Merkel pocht auf Notbremse

"Der Frühling 2021 wird ein anderer sein als der Frühling im vergangenen Jahr", sagte Angela Merkel im Anschluss an die nervenaufreibende Versammlung. Ihr strammer Corona-Kurs musste einige Punkte einbüßen.

So wurde zum Beispiel der bisherige Inzidenzwert von 35 auf 50 ausgeweitet. Das Risiko einer dritten Welle, wie sie schon in anderen europäischen Ländern eingetreten ist, bestehe zudem nach wie vor. So wird auch die internationale Zusammenarbeit immer wichtiger.

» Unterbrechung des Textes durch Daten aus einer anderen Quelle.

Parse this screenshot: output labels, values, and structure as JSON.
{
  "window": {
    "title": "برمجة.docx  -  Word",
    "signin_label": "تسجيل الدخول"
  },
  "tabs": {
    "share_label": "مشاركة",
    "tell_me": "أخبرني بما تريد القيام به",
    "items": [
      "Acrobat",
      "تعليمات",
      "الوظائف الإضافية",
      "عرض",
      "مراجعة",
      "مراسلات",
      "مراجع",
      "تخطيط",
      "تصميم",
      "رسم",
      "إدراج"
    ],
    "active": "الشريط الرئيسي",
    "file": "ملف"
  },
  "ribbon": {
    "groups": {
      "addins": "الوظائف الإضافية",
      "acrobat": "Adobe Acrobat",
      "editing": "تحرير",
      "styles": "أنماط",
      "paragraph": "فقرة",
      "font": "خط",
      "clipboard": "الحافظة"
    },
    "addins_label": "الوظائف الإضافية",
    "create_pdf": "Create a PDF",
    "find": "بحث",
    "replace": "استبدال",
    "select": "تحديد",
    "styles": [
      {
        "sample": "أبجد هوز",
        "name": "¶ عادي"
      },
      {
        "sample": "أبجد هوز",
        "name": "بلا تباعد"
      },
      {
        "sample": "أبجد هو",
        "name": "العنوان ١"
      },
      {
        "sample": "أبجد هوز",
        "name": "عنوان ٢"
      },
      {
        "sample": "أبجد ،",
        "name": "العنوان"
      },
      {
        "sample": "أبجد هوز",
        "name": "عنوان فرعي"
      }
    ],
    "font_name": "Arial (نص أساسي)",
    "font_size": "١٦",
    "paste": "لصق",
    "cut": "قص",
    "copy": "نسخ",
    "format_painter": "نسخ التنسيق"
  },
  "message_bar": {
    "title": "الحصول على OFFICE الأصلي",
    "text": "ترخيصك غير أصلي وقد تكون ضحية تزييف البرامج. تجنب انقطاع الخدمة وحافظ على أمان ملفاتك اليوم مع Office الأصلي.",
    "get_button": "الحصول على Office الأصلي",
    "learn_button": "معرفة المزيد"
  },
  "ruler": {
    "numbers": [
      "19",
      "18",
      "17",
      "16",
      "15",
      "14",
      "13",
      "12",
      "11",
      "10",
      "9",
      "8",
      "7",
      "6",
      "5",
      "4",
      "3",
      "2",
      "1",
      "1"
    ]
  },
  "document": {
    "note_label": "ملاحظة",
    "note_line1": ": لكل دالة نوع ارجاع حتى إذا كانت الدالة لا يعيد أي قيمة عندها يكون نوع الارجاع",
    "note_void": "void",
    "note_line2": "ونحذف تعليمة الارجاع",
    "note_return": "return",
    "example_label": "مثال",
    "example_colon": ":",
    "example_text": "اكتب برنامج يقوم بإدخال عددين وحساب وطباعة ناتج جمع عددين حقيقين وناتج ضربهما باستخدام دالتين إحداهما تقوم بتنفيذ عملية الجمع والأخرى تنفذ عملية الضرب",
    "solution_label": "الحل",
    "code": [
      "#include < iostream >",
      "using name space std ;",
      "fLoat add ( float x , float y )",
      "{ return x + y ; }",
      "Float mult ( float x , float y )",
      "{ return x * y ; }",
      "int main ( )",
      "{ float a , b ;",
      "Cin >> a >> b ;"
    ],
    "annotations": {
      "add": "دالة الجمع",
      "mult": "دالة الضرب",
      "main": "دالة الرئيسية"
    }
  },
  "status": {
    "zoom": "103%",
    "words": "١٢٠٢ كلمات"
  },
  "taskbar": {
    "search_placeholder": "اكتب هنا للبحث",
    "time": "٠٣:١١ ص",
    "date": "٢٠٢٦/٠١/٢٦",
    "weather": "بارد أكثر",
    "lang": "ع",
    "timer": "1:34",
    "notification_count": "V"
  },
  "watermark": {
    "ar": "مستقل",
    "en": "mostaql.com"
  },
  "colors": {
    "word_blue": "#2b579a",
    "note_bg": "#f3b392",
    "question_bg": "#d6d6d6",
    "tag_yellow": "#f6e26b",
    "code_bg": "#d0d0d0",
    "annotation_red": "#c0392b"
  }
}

Die Kanzlerin setzt nun auf einen Notfallplan. Sollte sich die Lage wieder verschlechtern, weil die neuen Regelungen zu unüberlegtem Verhalten führen, werden die bisherigen Beschränkungen wieder eingeführt.

Letztendlich war das, "was wir gemeinsam durchgestanden haben", nicht umsonst. In Krankenhäusern beispielsweise hat sich die Lage auf den Intensivstationen wieder entspannt.